Kepala Desa Toipan, Ir. Dedy Gale, ST, membenarkan kejadian kebakaran yang terjadi di wilayahnya. “Beberapa titik lokasi kebakaran telah teridentifikasi, dan hingga saat ini kami bersama tim gabungan masih bersiaga,” ujarnya saat dikonfirmasi di lokasi kejadian.

Peristiwa ini diduga dipicu oleh puntung rokok yang dibuang sembarangan oleh pengendara di jalur Toipan–Siuna, mengingat kondisi cuaca sedang memasuki musim kemarau dengan vegetasi yang kering sehingga mudah terbakar. Kobaran api dengan cepat merambat ke kawasan perbukitan, menghanguskan sekitar 100 pohon kelapa serta lahan perkebunan warga.
Tim Gabungan Bergerak Cepat
Mendapatkan laporan, pemerintah desa segera berkoordinasi dengan berbagai instansi terkait. Tim gabungan yang terdiri dari aparat desa, Babinsa, Polsek Pagimana, Badan Penanggulangan Bencana Daerah (BPBD), dan Dinas Pemadam Kebakaran (Damkar) langsung dikerahkan ke lokasi untuk melakukan pemadaman.

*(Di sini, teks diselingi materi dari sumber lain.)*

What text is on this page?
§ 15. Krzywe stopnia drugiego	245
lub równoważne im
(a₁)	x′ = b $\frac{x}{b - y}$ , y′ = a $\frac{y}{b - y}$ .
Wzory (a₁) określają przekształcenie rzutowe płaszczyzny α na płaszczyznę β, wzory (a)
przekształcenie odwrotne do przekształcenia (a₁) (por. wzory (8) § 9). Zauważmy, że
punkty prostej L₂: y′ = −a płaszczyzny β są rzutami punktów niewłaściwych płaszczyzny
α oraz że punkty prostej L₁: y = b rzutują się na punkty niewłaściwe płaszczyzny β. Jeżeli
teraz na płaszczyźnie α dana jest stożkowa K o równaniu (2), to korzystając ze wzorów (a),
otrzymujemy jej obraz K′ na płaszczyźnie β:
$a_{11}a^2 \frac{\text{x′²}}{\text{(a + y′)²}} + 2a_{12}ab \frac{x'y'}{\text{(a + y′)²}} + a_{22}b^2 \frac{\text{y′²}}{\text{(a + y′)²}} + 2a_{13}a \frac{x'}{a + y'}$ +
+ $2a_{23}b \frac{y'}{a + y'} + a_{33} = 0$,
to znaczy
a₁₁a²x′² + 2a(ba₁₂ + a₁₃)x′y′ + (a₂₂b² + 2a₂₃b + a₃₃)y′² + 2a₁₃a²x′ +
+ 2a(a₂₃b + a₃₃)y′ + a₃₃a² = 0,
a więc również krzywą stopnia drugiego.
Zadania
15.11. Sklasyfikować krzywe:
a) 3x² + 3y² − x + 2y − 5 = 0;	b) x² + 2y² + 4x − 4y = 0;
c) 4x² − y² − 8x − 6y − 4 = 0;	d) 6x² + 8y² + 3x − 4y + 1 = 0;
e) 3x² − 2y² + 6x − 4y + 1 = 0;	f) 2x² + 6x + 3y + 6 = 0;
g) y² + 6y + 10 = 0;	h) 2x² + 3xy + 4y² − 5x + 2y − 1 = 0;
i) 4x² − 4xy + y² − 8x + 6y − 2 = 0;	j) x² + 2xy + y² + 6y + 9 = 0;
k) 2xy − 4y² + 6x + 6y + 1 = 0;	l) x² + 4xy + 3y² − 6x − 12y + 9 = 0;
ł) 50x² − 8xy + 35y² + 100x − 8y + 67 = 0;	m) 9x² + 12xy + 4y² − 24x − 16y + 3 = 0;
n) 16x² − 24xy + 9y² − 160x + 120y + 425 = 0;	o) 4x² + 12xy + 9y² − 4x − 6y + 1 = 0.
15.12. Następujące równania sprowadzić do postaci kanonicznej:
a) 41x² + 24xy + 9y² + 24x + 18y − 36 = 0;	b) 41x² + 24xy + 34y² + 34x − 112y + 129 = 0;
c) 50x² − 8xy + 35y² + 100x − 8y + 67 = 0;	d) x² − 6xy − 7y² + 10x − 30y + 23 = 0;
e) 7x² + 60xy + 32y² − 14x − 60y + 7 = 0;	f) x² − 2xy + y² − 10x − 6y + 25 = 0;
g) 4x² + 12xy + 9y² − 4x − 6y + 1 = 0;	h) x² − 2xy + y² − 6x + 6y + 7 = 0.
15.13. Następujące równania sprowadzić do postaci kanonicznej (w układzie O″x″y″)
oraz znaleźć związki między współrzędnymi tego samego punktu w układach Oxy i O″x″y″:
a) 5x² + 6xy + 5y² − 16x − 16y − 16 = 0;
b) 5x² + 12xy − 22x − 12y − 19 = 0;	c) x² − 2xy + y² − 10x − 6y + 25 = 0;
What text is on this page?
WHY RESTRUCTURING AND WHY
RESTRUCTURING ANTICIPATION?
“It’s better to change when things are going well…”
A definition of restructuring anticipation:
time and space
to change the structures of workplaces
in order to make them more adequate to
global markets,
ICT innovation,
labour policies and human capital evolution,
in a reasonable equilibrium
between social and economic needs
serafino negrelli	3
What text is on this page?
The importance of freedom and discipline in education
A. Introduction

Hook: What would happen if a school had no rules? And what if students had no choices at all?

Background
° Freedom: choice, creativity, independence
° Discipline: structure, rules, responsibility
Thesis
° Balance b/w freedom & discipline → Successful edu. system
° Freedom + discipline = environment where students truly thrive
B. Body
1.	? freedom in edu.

“Personel kami bersama tim gabungan lainnya telah berada di lapangan untuk memadamkan api dan mencegah meluasnya kebakaran,” jelas Kepala Desa Toipan. Hingga saat ini, seluruh masyarakat bersama tim gabungan masih bersiaga untuk memantau dan mengecek titik-titik kebakaran yang dilaporkan muncul di beberapa tempat.
Meskipun medan yang sulit dijangkau menjadi kendala dalam proses pemadaman, tim gabungan terus berupaya mengendalikan kobaran api agar tidak merembet ke pemukiman warga dan kawasan hutan yang lebih luas. Beruntung, hingga laporan terakhir, tidak ada korban jiwa maupun warga yang harus mengungsi akibat peristiwa ini.
Imbauan Kewaspadaan
BPBD dan pihak kepolisian mengimbau masyarakat untuk meningkatkan kewaspadaan selama musim kemarau. Masyarakat diminta tidak membuang puntung rokok sembarangan dan menghindari aktivitas yang berpotensi memicu kebakaran di kawasan hutan dan lahan.
Situasi terkini masih terus dipantau, dan tim gabungan akan melakukan penanganan lebih lanjut untuk memastikan kebakaran dapat segera diatasi.